The number almost is double that of the government sector.
In urban Tripura, C section deliveries comprise 87.1 per cent of the total as against 36.4 per cent in the government sector. Whereas in urban Haryana, the figure is to 25.3 per cent in the private hospitals while it is 10.7 per cent in the government sector.
According to the survey, the trend of abnormally high C-sec rate in the private sector is constant which is also a concern as the WHO prescribes that these deliveries should be ideally be 10-15 per cent of the total.
Numbers across other states
In Haryana, the percentage of C-sec deliveries in the private sector is 25.3 per cent in both urban and rural areas.In urban Telengana, 74.8 per cent of the private sector deliveries is C-sec, against 75.1 per cent in rural areas.
The figures for the government sector are 42.2 per cent and 39.5 per cent, respectively. The total number of these surgeries form 58 per cent of the state.

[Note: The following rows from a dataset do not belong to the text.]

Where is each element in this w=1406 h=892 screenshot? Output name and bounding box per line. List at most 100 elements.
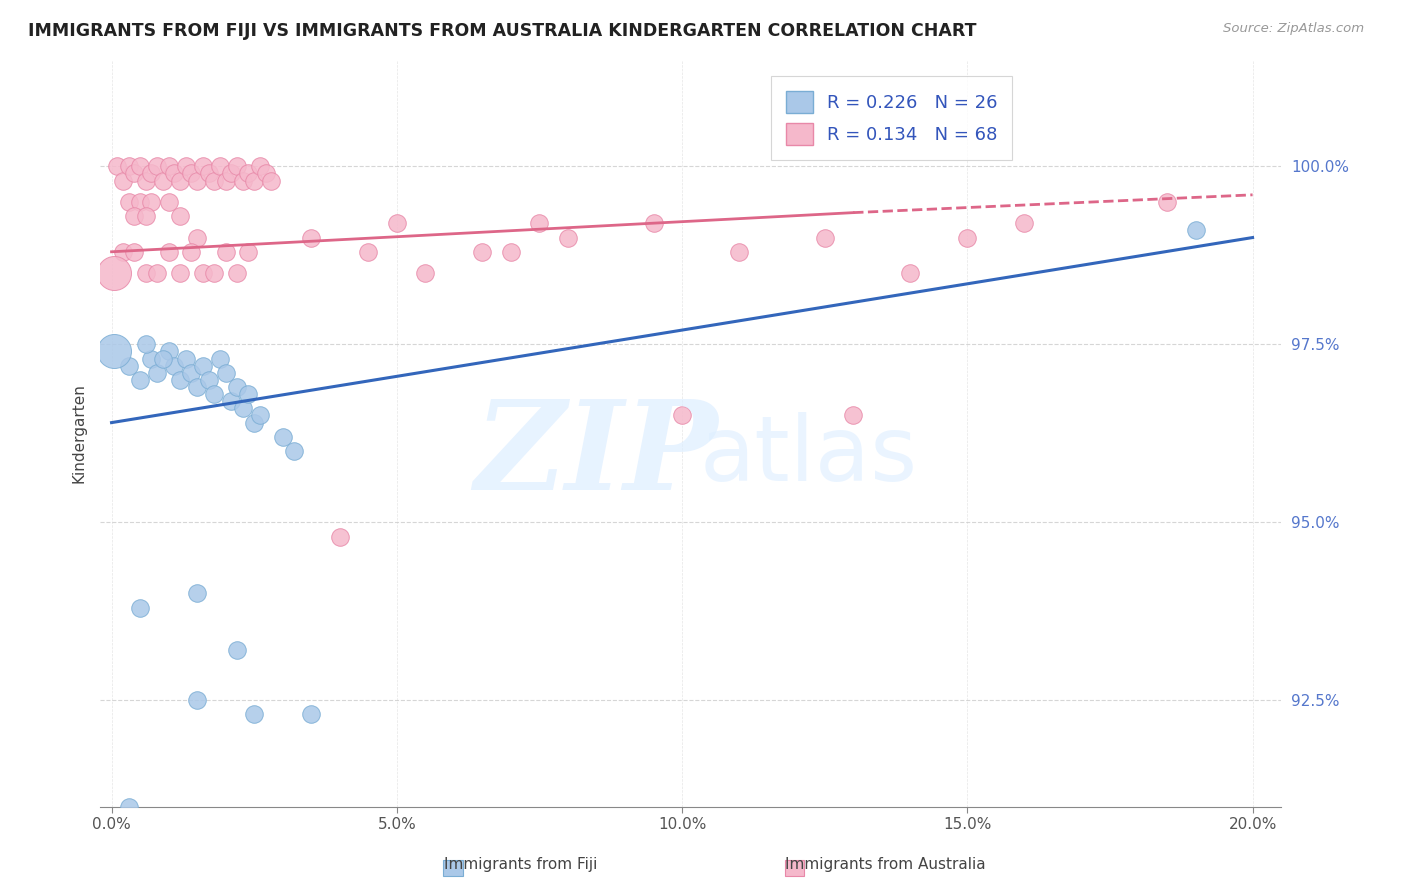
Point [186,380,208,394]
Point [124,209,146,223]
Point [1014,216,1036,230]
Point [226,380,249,394]
Point [202,266,225,280]
Point [214,244,236,259]
Point [118,800,141,814]
Point [186,693,208,707]
Point [157,160,180,174]
Point [135,173,157,187]
Point [221,394,243,409]
Point [157,344,180,359]
Point [221,166,243,180]
Point [118,160,141,174]
Text: IMMIGRANTS FROM FIJI VS IMMIGRANTS FROM AUSTRALIA KINDERGARTEN CORRELATION CHART: IMMIGRANTS FROM FIJI VS IMMIGRANTS FROM … [28,22,977,40]
Point [118,194,141,209]
Point [141,351,163,366]
Point [191,160,214,174]
Legend: R = 0.226   N = 26, R = 0.134   N = 68: R = 0.226 N = 26, R = 0.134 N = 68 [772,76,1012,160]
Point [135,266,157,280]
Point [299,707,322,722]
Point [226,266,249,280]
Point [186,586,208,600]
Point [174,351,197,366]
Point [249,409,271,423]
Point [157,244,180,259]
Point [163,359,186,373]
Point [141,166,163,180]
Point [557,230,579,244]
Point [146,160,169,174]
Point [214,173,236,187]
Point [671,409,693,423]
Point [243,707,266,722]
Point [103,344,125,359]
Point [415,266,437,280]
Point [191,266,214,280]
Point [842,409,865,423]
Point [169,266,191,280]
Point [152,173,174,187]
Point [124,244,146,259]
Point [271,430,294,444]
Point [197,166,219,180]
Point [283,444,305,458]
Point [208,160,231,174]
Point [105,160,128,174]
Point [471,244,494,259]
Point [129,373,152,387]
Point [728,244,751,259]
Point [357,244,380,259]
Point [174,160,197,174]
Point [103,266,125,280]
Point [146,366,169,380]
Point [141,194,163,209]
Point [180,366,202,380]
Point [197,373,219,387]
Text: Source: ZipAtlas.com: Source: ZipAtlas.com [1223,22,1364,36]
Point [129,160,152,174]
Point [385,216,408,230]
Point [146,266,169,280]
Point [152,351,174,366]
Point [186,230,208,244]
Point [226,160,249,174]
Point [157,194,180,209]
Point [118,359,141,373]
Point [814,230,837,244]
Point [129,194,152,209]
Point [238,166,260,180]
Point [299,230,322,244]
Point [232,401,254,416]
Point [191,359,214,373]
Text: ZIP: ZIP [474,395,718,516]
Point [135,209,157,223]
Point [1156,194,1178,209]
Point [208,351,231,366]
Point [898,266,921,280]
Point [1184,223,1206,237]
Point [180,166,202,180]
Point [180,244,202,259]
Point [329,529,352,543]
Point [232,173,254,187]
Point [169,209,191,223]
Point [214,366,236,380]
Text: Immigrants from Fiji: Immigrants from Fiji [443,857,598,872]
Point [169,173,191,187]
Point [243,416,266,430]
Text: atlas: atlas [700,412,918,500]
Point [124,166,146,180]
Point [202,387,225,401]
Point [238,387,260,401]
Point [163,166,186,180]
Point [135,337,157,351]
Point [643,216,665,230]
Point [226,643,249,657]
Point [260,173,283,187]
Point [254,166,277,180]
Point [111,244,134,259]
Point [169,373,191,387]
Point [111,173,134,187]
Point [202,173,225,187]
Point [529,216,551,230]
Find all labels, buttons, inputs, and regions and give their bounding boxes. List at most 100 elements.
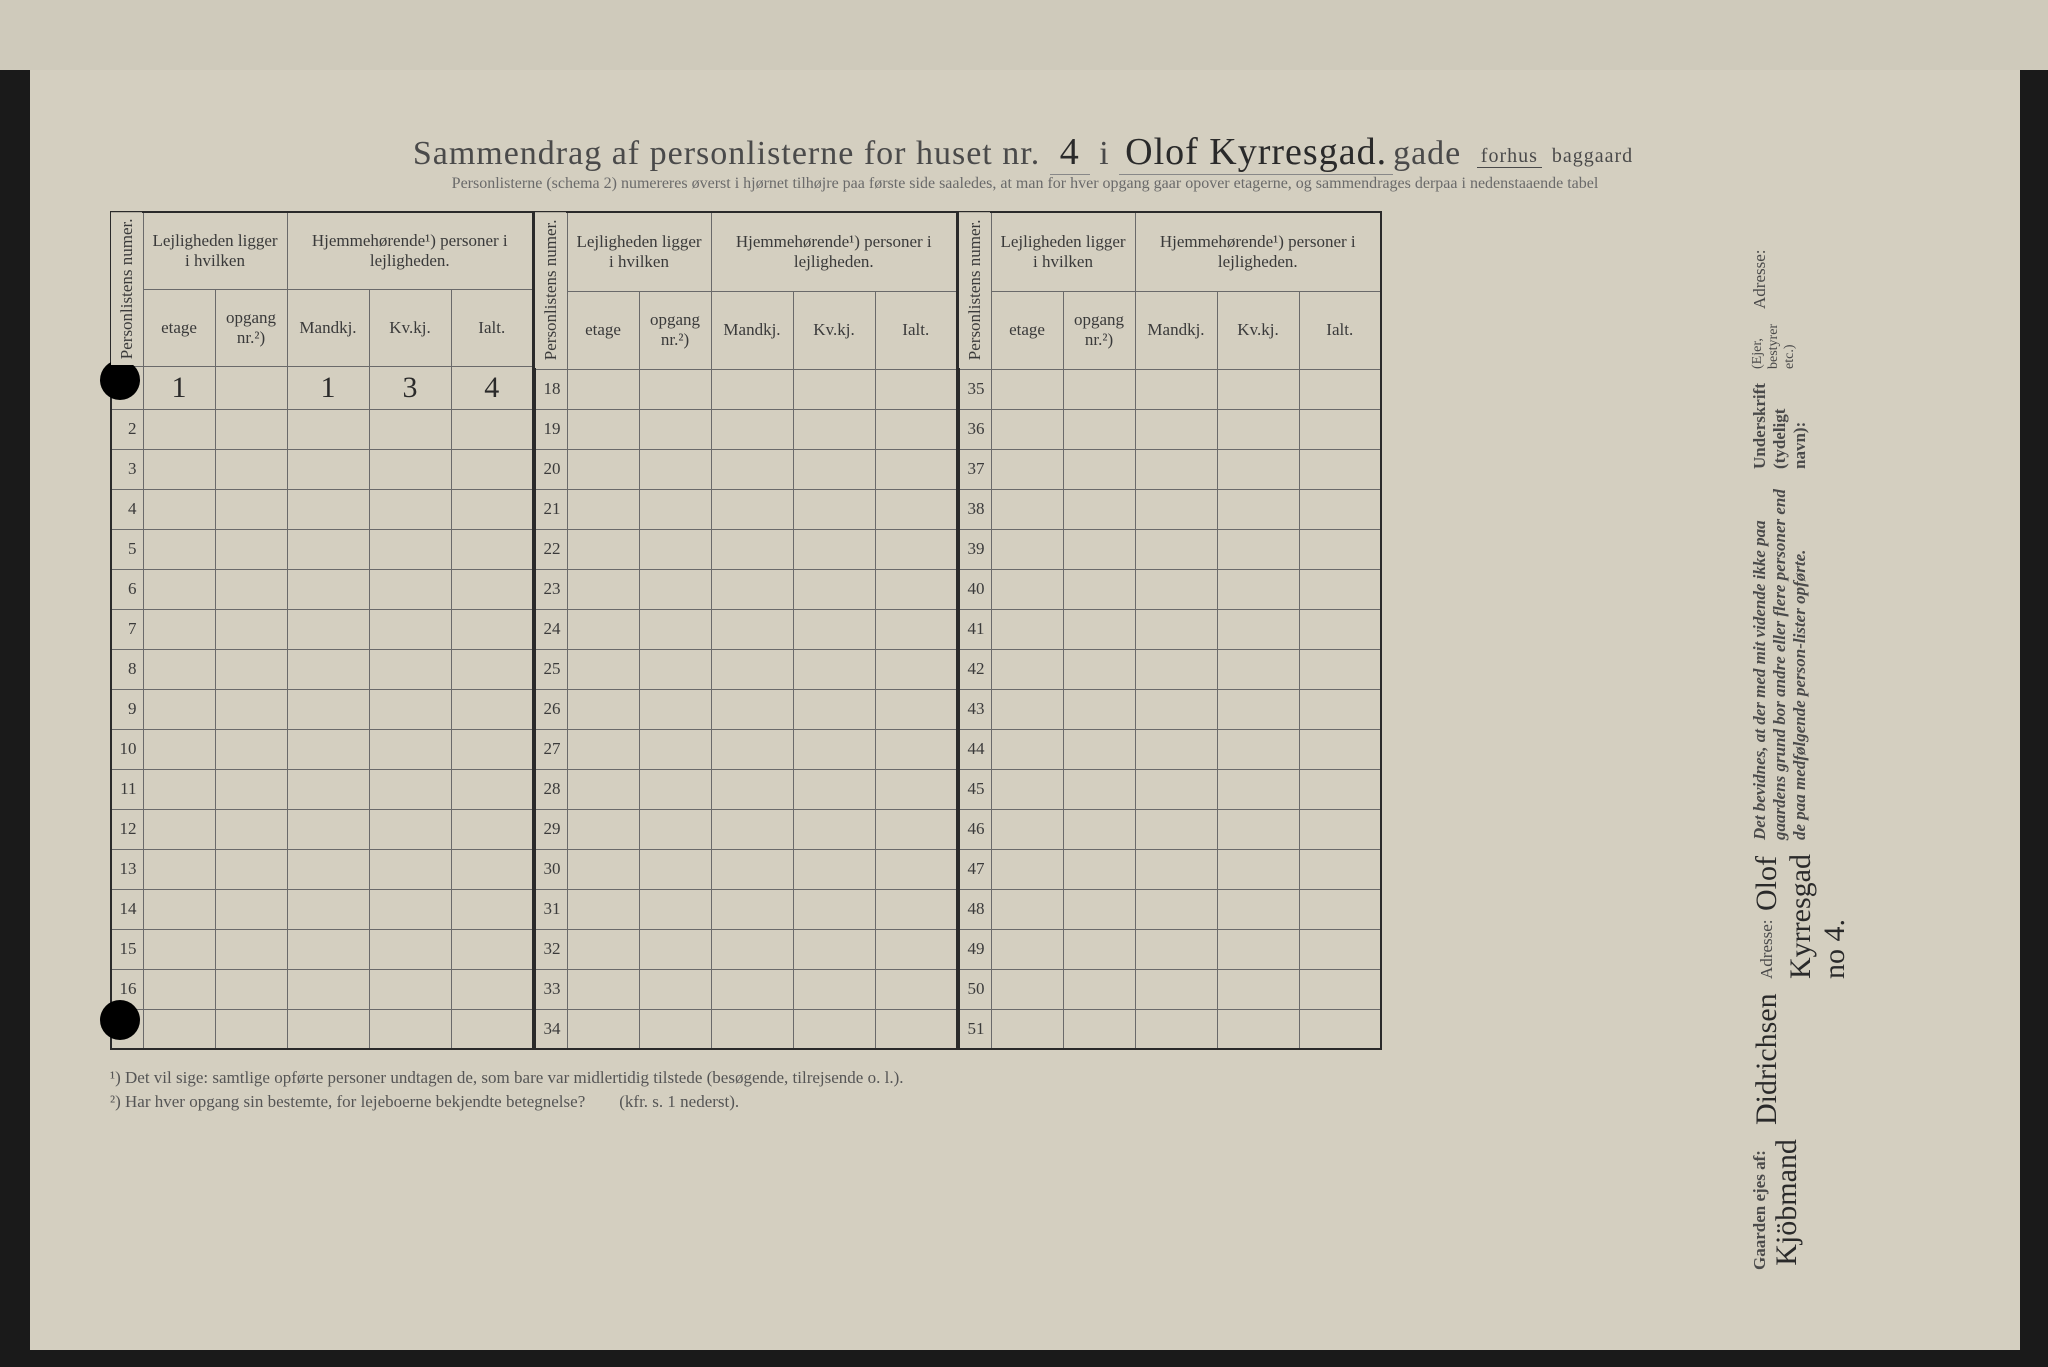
cell-etage xyxy=(567,929,639,969)
cell-ialt xyxy=(875,929,957,969)
row-number: 11 xyxy=(111,769,143,809)
row-number: 36 xyxy=(959,409,991,449)
cell-kvkj xyxy=(793,409,875,449)
cell-ialt xyxy=(875,769,957,809)
cell-opgang xyxy=(215,769,287,809)
cell-mandkj xyxy=(711,649,793,689)
cell-etage xyxy=(567,369,639,409)
cell-ialt xyxy=(451,969,533,1009)
cell-etage xyxy=(567,449,639,489)
row-number: 12 xyxy=(111,809,143,849)
table-row: 17 xyxy=(111,1009,533,1049)
row-number: 8 xyxy=(111,649,143,689)
cell-etage xyxy=(991,409,1063,449)
cell-mandkj xyxy=(1135,409,1217,449)
cell-ialt: 4 xyxy=(451,366,533,409)
cell-mandkj xyxy=(711,849,793,889)
cell-opgang xyxy=(639,489,711,529)
cell-mandkj xyxy=(287,689,369,729)
cell-opgang xyxy=(215,929,287,969)
table-row: 50 xyxy=(959,969,1381,1009)
cell-etage xyxy=(991,569,1063,609)
table-row: 33 xyxy=(535,969,957,1009)
row-number: 40 xyxy=(959,569,991,609)
col-group-lejlighed: Lejligheden ligger i hvilken xyxy=(567,212,711,291)
cell-opgang xyxy=(1063,769,1135,809)
cell-opgang xyxy=(639,889,711,929)
cell-opgang xyxy=(1063,849,1135,889)
owner-label: Gaarden ejes af: Kjöbmand xyxy=(1750,1139,1804,1270)
title-suffix: gade xyxy=(1393,135,1461,172)
cell-opgang xyxy=(639,569,711,609)
col-kvkj: Kv.kj. xyxy=(793,291,875,369)
cell-kvkj xyxy=(369,609,451,649)
cell-opgang xyxy=(1063,1009,1135,1049)
cell-kvkj xyxy=(793,729,875,769)
cell-mandkj xyxy=(711,529,793,569)
table-row: 13 xyxy=(111,849,533,889)
cell-ialt xyxy=(1299,969,1381,1009)
cell-ialt xyxy=(1299,769,1381,809)
table-row: 27 xyxy=(535,729,957,769)
street-handwritten: Olof Kyrresgad. xyxy=(1119,130,1393,175)
table-row: 48 xyxy=(959,889,1381,929)
cell-mandkj xyxy=(1135,529,1217,569)
cell-etage xyxy=(143,809,215,849)
cell-kvkj xyxy=(1217,889,1299,929)
row-number: 14 xyxy=(111,889,143,929)
cell-ialt xyxy=(1299,1009,1381,1049)
col-opgang: opgang nr.²) xyxy=(639,291,711,369)
col-etage: etage xyxy=(991,291,1063,369)
cell-opgang xyxy=(215,689,287,729)
cell-ialt xyxy=(1299,889,1381,929)
attestation: Det bevidnes, at der med mit vidende ikk… xyxy=(1750,483,1810,841)
cell-etage xyxy=(991,369,1063,409)
col-mandkj: Mandkj. xyxy=(287,290,369,367)
cell-ialt xyxy=(451,689,533,729)
cell-kvkj xyxy=(793,889,875,929)
row-number: 19 xyxy=(535,409,567,449)
table-row: 49 xyxy=(959,929,1381,969)
row-number: 32 xyxy=(535,929,567,969)
cell-ialt xyxy=(875,609,957,649)
cell-etage xyxy=(567,809,639,849)
cell-kvkj xyxy=(1217,529,1299,569)
cell-kvkj xyxy=(793,809,875,849)
row-number: 42 xyxy=(959,649,991,689)
cell-mandkj xyxy=(287,449,369,489)
cell-ialt xyxy=(875,809,957,849)
col-ialt: Ialt. xyxy=(875,291,957,369)
cell-etage xyxy=(991,1009,1063,1049)
cell-mandkj xyxy=(1135,849,1217,889)
cell-ialt xyxy=(1299,849,1381,889)
cell-ialt xyxy=(875,849,957,889)
cell-etage xyxy=(567,529,639,569)
table-row: 10 xyxy=(111,729,533,769)
cell-kvkj xyxy=(369,729,451,769)
cell-ialt xyxy=(451,1009,533,1049)
col-opgang: opgang nr.²) xyxy=(1063,291,1135,369)
table-row: 34 xyxy=(535,1009,957,1049)
cell-kvkj xyxy=(793,649,875,689)
cell-kvkj xyxy=(1217,689,1299,729)
cell-ialt xyxy=(1299,809,1381,849)
row-number: 39 xyxy=(959,529,991,569)
cell-mandkj xyxy=(1135,369,1217,409)
row-number: 50 xyxy=(959,969,991,1009)
cell-mandkj xyxy=(711,489,793,529)
cell-opgang xyxy=(1063,969,1135,1009)
cell-ialt xyxy=(1299,649,1381,689)
cell-mandkj xyxy=(1135,1009,1217,1049)
row-number: 4 xyxy=(111,489,143,529)
cell-ialt xyxy=(451,769,533,809)
cell-opgang xyxy=(215,409,287,449)
footnote-2-tail: (kfr. s. 1 nederst). xyxy=(619,1092,739,1111)
row-number: 21 xyxy=(535,489,567,529)
table-row: 23 xyxy=(535,569,957,609)
table-row: 6 xyxy=(111,569,533,609)
cell-etage xyxy=(991,649,1063,689)
cell-mandkj xyxy=(711,409,793,449)
document-page: Sammendrag af personlisterne for huset n… xyxy=(30,70,2020,1350)
title-mid: i xyxy=(1099,135,1109,172)
forhus-baggaard-fraction: forhus baggaard xyxy=(1477,145,1637,167)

For the state of Andhra Pradesh, C-secs make up 40.1 per cent of the total deliveries. The urban areas in the state recorded a figure of 60.9 per cent and 31 per cent for private and government sector health institutions, respectively. In rural areas of the state, they are 55.5 per cent in private and 23.7 per cent in the government sector.
For the state of Goa, the figure is 31.4 per cent and in Tamil Nadu, 34.1 per cent.Overall, the C-sec figures for urban areas (including government and private) are higher.
What does the WHO say about C-secs?
In a statement issued on C-secs in April 2015, the WHO said: "Since 1985, the international healthcare community has considered the ideal rate for Caesarean sections to be between 10-15 per cent. Since then, Caesarean sections have become increasingly common in both developed and developing countries.
"While acknowledging that "when medically necessary", a Caesarean section can prevent maternal and newborn mortality, the report notes, "Two new studies show that when C-sec rates rise towards 10 per cent across a population, the number of maternal and newborn deaths decreases. When the rate goes above 10 per cent, there is no evidence that mortality rates improve."